Потом были Берлин и мина, и я, пока меня не оглушили наркозом, смотрел с операционного стола на ее залитое слезами лицо. А еще через месяца полтора она в поезде-госпитале сопровождала меня в Москву, и Андрюшка тоже. Находился я, прямо говоря, не в самом лучшем расположении духа, поскольку Андрюшка и Вася меня обманули и не пристрелили («Так договор был, если две ноги, или две руки, или оба глаза!») — нагло оправдывались. Сегодня я за тот обман сердечно благодарен, но тогда, прошу учесть смягчающее обстоятельство, стукнуло мне восемнадцать, был я укорочен и глуп, до Монтеня оставалось еще четверть века, и вся моя примитивная философия сводилась к тому, что дальнейшее существование бесперспективно. Так я довольно тупо думал, скорчившись на нижней полке, пока поезд не подошел к Москве, причем к Казанскому вокзалу, откуда должен был доставить нас в подмосковный госпиталь для тяжелых. Точно помню, что произошло это 25 июня — благословенный день, когда из моей луженой глотки вырвалось первое за два месяца и безудержное ржанье. Впрочем, ржал не я один, а весь поезд, да так, что у раненых осколки повылазили.
Дело было так. Нам вот-вот должны были дать отправление, а Андрюшка спохватился, что забыл отовариться — получить по аттестату хлеб и консервы. Продпункт находился в экзотической башне, до сего дня украшающей площадь у Казанского вокзала.
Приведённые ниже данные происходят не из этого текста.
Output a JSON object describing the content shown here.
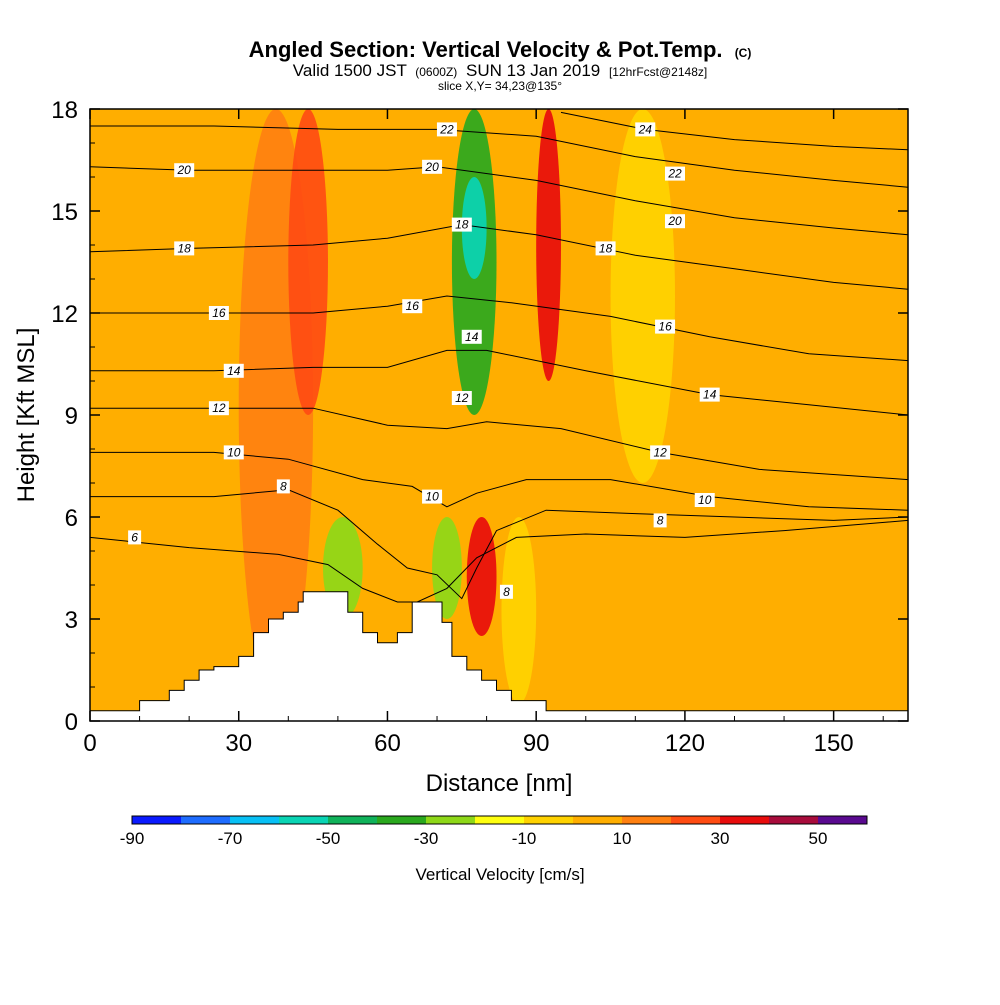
{
  "chart_data": {
    "type": "heatmap",
    "title": "Angled Section: Vertical Velocity & Pot.Temp.",
    "title_unit": "(C)",
    "subtitle_valid": "Valid 1500 JST",
    "subtitle_utc": "(0600Z)",
    "subtitle_date": "SUN 13 Jan 2019",
    "subtitle_fcst": "[12hrFcst@2148z]",
    "slice_text": "slice X,Y= 34,23@135°",
    "xlabel": "Distance [nm]",
    "ylabel": "Height [Kft MSL]",
    "xlim": [
      0,
      165
    ],
    "ylim": [
      0,
      18
    ],
    "x_ticks": [
      0,
      30,
      60,
      90,
      120,
      150
    ],
    "y_ticks": [
      0,
      3,
      6,
      9,
      12,
      15,
      18
    ],
    "colorbar": {
      "label": "Vertical Velocity [cm/s]",
      "levels": [
        -90,
        -80,
        -70,
        -60,
        -50,
        -40,
        -30,
        -20,
        -10,
        0,
        10,
        20,
        30,
        40,
        50,
        60
      ],
      "tick_values": [
        -90,
        -70,
        -50,
        -30,
        -10,
        10,
        30,
        50
      ],
      "colors": [
        "#0a1aff",
        "#1e6cff",
        "#08c0f5",
        "#0ad4b4",
        "#10b25a",
        "#2aa81e",
        "#8ed818",
        "#ffff10",
        "#ffd200",
        "#ffae00",
        "#ff8010",
        "#ff4c12",
        "#e80c0c",
        "#a80c3c",
        "#5a0a90"
      ]
    },
    "terrain": [
      [
        0,
        0.3
      ],
      [
        10,
        0.3
      ],
      [
        10,
        0.6
      ],
      [
        16,
        0.6
      ],
      [
        16,
        0.9
      ],
      [
        19,
        0.9
      ],
      [
        19,
        1.2
      ],
      [
        22,
        1.2
      ],
      [
        22,
        1.5
      ],
      [
        25,
        1.5
      ],
      [
        25,
        1.6
      ],
      [
        30,
        1.6
      ],
      [
        30,
        1.9
      ],
      [
        33,
        1.9
      ],
      [
        33,
        2.6
      ],
      [
        36,
        2.6
      ],
      [
        36,
        3.0
      ],
      [
        39,
        3.0
      ],
      [
        39,
        3.2
      ],
      [
        42,
        3.2
      ],
      [
        42,
        3.5
      ],
      [
        43,
        3.5
      ],
      [
        43,
        3.8
      ],
      [
        52,
        3.8
      ],
      [
        52,
        3.2
      ],
      [
        55,
        3.2
      ],
      [
        55,
        2.6
      ],
      [
        58,
        2.6
      ],
      [
        58,
        2.3
      ],
      [
        62,
        2.3
      ],
      [
        62,
        2.6
      ],
      [
        65,
        2.6
      ],
      [
        65,
        3.5
      ],
      [
        71,
        3.5
      ],
      [
        71,
        2.9
      ],
      [
        73,
        2.9
      ],
      [
        73,
        1.9
      ],
      [
        76,
        1.9
      ],
      [
        76,
        1.5
      ],
      [
        79,
        1.5
      ],
      [
        79,
        1.2
      ],
      [
        82,
        1.2
      ],
      [
        82,
        0.9
      ],
      [
        85,
        0.9
      ],
      [
        85,
        0.6
      ],
      [
        92,
        0.6
      ],
      [
        92,
        0.3
      ],
      [
        165,
        0.3
      ]
    ],
    "velocity_field": [
      {
        "note_x": [
          0,
          165
        ],
        "base_value": 5
      },
      {
        "x": [
          30,
          45
        ],
        "y": [
          0.5,
          18
        ],
        "value": 15
      },
      {
        "x": [
          40,
          48
        ],
        "y": [
          9,
          18
        ],
        "value": 25
      },
      {
        "x": [
          47,
          55
        ],
        "y": [
          3,
          6
        ],
        "value": -30
      },
      {
        "x": [
          69,
          75
        ],
        "y": [
          3,
          6
        ],
        "value": -30
      },
      {
        "x": [
          73,
          82
        ],
        "y": [
          9,
          18
        ],
        "value": -40
      },
      {
        "x": [
          75,
          80
        ],
        "y": [
          13,
          16
        ],
        "value": -55
      },
      {
        "x": [
          76,
          82
        ],
        "y": [
          2.5,
          6
        ],
        "value": 30
      },
      {
        "x": [
          90,
          95
        ],
        "y": [
          10,
          18
        ],
        "value": 30
      },
      {
        "x": [
          83,
          90
        ],
        "y": [
          0.5,
          6
        ],
        "value": -10
      },
      {
        "x": [
          105,
          118
        ],
        "y": [
          7,
          18
        ],
        "value": -10
      }
    ],
    "contour_labels": [
      {
        "text": "6",
        "x": 9,
        "y": 5.4
      },
      {
        "text": "8",
        "x": 39,
        "y": 6.9
      },
      {
        "text": "10",
        "x": 29,
        "y": 7.9
      },
      {
        "text": "12",
        "x": 26,
        "y": 9.2
      },
      {
        "text": "14",
        "x": 29,
        "y": 10.3
      },
      {
        "text": "16",
        "x": 26,
        "y": 12.0
      },
      {
        "text": "18",
        "x": 19,
        "y": 13.9
      },
      {
        "text": "20",
        "x": 19,
        "y": 16.2
      },
      {
        "text": "8",
        "x": 84,
        "y": 3.8
      },
      {
        "text": "10",
        "x": 69,
        "y": 6.6
      },
      {
        "text": "12",
        "x": 75,
        "y": 9.5
      },
      {
        "text": "14",
        "x": 77,
        "y": 11.3
      },
      {
        "text": "16",
        "x": 65,
        "y": 12.2
      },
      {
        "text": "18",
        "x": 75,
        "y": 14.6
      },
      {
        "text": "20",
        "x": 69,
        "y": 16.3
      },
      {
        "text": "22",
        "x": 72,
        "y": 17.4
      },
      {
        "text": "8",
        "x": 115,
        "y": 5.9
      },
      {
        "text": "10",
        "x": 124,
        "y": 6.5
      },
      {
        "text": "12",
        "x": 115,
        "y": 7.9
      },
      {
        "text": "14",
        "x": 125,
        "y": 9.6
      },
      {
        "text": "16",
        "x": 116,
        "y": 11.6
      },
      {
        "text": "18",
        "x": 104,
        "y": 13.9
      },
      {
        "text": "20",
        "x": 118,
        "y": 14.7
      },
      {
        "text": "22",
        "x": 118,
        "y": 16.1
      },
      {
        "text": "24",
        "x": 112,
        "y": 17.4
      }
    ],
    "isentropes": [
      {
        "value": 6,
        "points": [
          [
            0,
            5.4
          ],
          [
            20,
            5.1
          ],
          [
            38,
            4.9
          ],
          [
            48,
            4.6
          ],
          [
            55,
            3.9
          ],
          [
            62,
            3.5
          ],
          [
            66,
            3.5
          ],
          [
            72,
            3.9
          ],
          [
            78,
            4.8
          ],
          [
            86,
            5.4
          ],
          [
            100,
            5.5
          ],
          [
            120,
            5.4
          ],
          [
            140,
            5.6
          ],
          [
            165,
            5.9
          ]
        ]
      },
      {
        "value": 8,
        "points": [
          [
            0,
            6.6
          ],
          [
            25,
            6.6
          ],
          [
            40,
            6.8
          ],
          [
            50,
            6.2
          ],
          [
            58,
            5.2
          ],
          [
            64,
            4.5
          ],
          [
            70,
            4.3
          ],
          [
            75,
            3.6
          ],
          [
            78,
            4.5
          ],
          [
            82,
            5.6
          ],
          [
            92,
            6.2
          ],
          [
            110,
            6.1
          ],
          [
            130,
            6.0
          ],
          [
            150,
            5.9
          ],
          [
            165,
            6.0
          ]
        ]
      },
      {
        "value": 10,
        "points": [
          [
            0,
            7.9
          ],
          [
            25,
            7.9
          ],
          [
            40,
            7.7
          ],
          [
            55,
            7.1
          ],
          [
            65,
            6.9
          ],
          [
            72,
            6.3
          ],
          [
            78,
            6.7
          ],
          [
            88,
            7.1
          ],
          [
            105,
            7.1
          ],
          [
            125,
            6.6
          ],
          [
            145,
            6.3
          ],
          [
            165,
            6.2
          ]
        ]
      },
      {
        "value": 12,
        "points": [
          [
            0,
            9.2
          ],
          [
            25,
            9.2
          ],
          [
            45,
            9.2
          ],
          [
            60,
            8.7
          ],
          [
            72,
            8.6
          ],
          [
            80,
            8.8
          ],
          [
            95,
            8.6
          ],
          [
            115,
            7.9
          ],
          [
            135,
            7.4
          ],
          [
            165,
            7.1
          ]
        ]
      },
      {
        "value": 14,
        "points": [
          [
            0,
            10.3
          ],
          [
            25,
            10.3
          ],
          [
            45,
            10.4
          ],
          [
            60,
            10.4
          ],
          [
            72,
            10.9
          ],
          [
            80,
            10.9
          ],
          [
            100,
            10.3
          ],
          [
            125,
            9.6
          ],
          [
            145,
            9.3
          ],
          [
            165,
            9.0
          ]
        ]
      },
      {
        "value": 16,
        "points": [
          [
            0,
            12.0
          ],
          [
            25,
            12.0
          ],
          [
            45,
            12.0
          ],
          [
            60,
            12.2
          ],
          [
            72,
            12.5
          ],
          [
            85,
            12.3
          ],
          [
            105,
            11.9
          ],
          [
            125,
            11.3
          ],
          [
            145,
            10.8
          ],
          [
            165,
            10.6
          ]
        ]
      },
      {
        "value": 18,
        "points": [
          [
            0,
            13.8
          ],
          [
            20,
            13.9
          ],
          [
            45,
            14.0
          ],
          [
            60,
            14.2
          ],
          [
            75,
            14.6
          ],
          [
            90,
            14.3
          ],
          [
            110,
            13.7
          ],
          [
            130,
            13.3
          ],
          [
            150,
            12.9
          ],
          [
            165,
            12.7
          ]
        ]
      },
      {
        "value": 20,
        "points": [
          [
            0,
            16.3
          ],
          [
            20,
            16.2
          ],
          [
            45,
            16.2
          ],
          [
            60,
            16.2
          ],
          [
            70,
            16.3
          ],
          [
            90,
            15.9
          ],
          [
            110,
            15.3
          ],
          [
            130,
            14.8
          ],
          [
            150,
            14.5
          ],
          [
            165,
            14.3
          ]
        ]
      },
      {
        "value": 22,
        "points": [
          [
            0,
            17.5
          ],
          [
            25,
            17.5
          ],
          [
            50,
            17.4
          ],
          [
            70,
            17.4
          ],
          [
            90,
            17.2
          ],
          [
            110,
            16.6
          ],
          [
            130,
            16.2
          ],
          [
            150,
            15.9
          ],
          [
            165,
            15.7
          ]
        ]
      },
      {
        "value": 24,
        "points": [
          [
            95,
            17.9
          ],
          [
            112,
            17.4
          ],
          [
            130,
            17.1
          ],
          [
            150,
            16.9
          ],
          [
            165,
            16.8
          ]
        ]
      }
    ]
  }
}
Андрюшка помчался туда — какое там, двухчасовая очередь, столпотворение! Тогда мой побратим Володька-Бармалей (нас одной миной ранило) придумал хитроумный план, который Андрюшка, несмотря на протесты Птички, принял восторженно, без всяких колебаний и сомнений. Он подхватил мои костыли и, перекосив морду от страдания, заковылял в продпункт. Володька был ходячий, пошел следом и видел, как братья-славяне пропустили Андрюшку вне очереди и, сердобольный народ, сочувствовали: «Щенок щенком, а на костылях домой приползает…» Пустив слезу от жалости к самому себе, Андрюшка набил сидор продуктами, поклонился обществу и пошел… забыв у окошка костыли. «Сначала братья-славяне рты разинули, — захлебывался Володька, — опомнились, общий лай, мать-перемать, Андрюшка за костылями рванулся, а ему по шее, по шее!» Дальнейшее мы сами видели: гигантскими цирковыми прыжками на костылях несется к поезду Андрюшка, а за ним, улюлюкая, целая толпа. Праздник святого Йоргена!
С того дня я и начал оживать — от смеху. «Оставьте ненужные споры, я себе уже все доказал»: я навсегда поверил в великую исцеляющую силу смеха. Что там в организме произошло — не знаю, но будто пустой мяч воздухом надули! Поверил, и много лет читал, главным образом, юмор, в кино ходил на комедии, любил веселых людей и, как от вирусного гриппа, бежал от нытиков. Словом, воскрес. Да и сейчас, когда на душе дерьмо, беру томик Зощенко, через минуту-другую хрюкаю, потом ржу — и жизнь становится прекрасной и удивительной. Я и в сорок шестом товарищу Жданову не поверил, собирал, где мог, Зощенко и даже вслух читал в институте, за что был подвергнут разгрому на комсомольском собрании. И шкета своего, Андрейку, воспитываю на юморе. А ведь послезавтра шкет мой, собственный. Жизнь продолжается, уважаемые граждане и гражданки, плюньте на мелкие случаи из частной жизни и хохочите во все горло!
Знай я точно, что сочинение мое никто не напечатает, все изложил бы, как на исповеди: но какой графоман не тешит себя надеждой, что его глупости отольют в металлический шрифт? А вместе с такой надеждой где-то в недрах мозга пробуждаются позорные клеточки внутреннего редактора, который приказывает: это не пиши, а об этом намеком, о том можешь орать во все горло, а о сем молчи в тряпочку. Внутренний редактор вообще бич русской литературы (не я, Чехов сказал), он и сегодня даже в настоящих писателях сидит и перстом указует, чего можно, а чего нельзя. Оправдание, конечно, слабое, но с другой стороны, перед кем мне оправдываться? Разве моя вина, что знаю слишком много рассказанного мне доверительно и чего я не разболтаю, хоть режь меня на куски? Посему я и предлагаю вам довольствоваться куцыми фактами, скудными мыслями и поверхностными наблюдениями.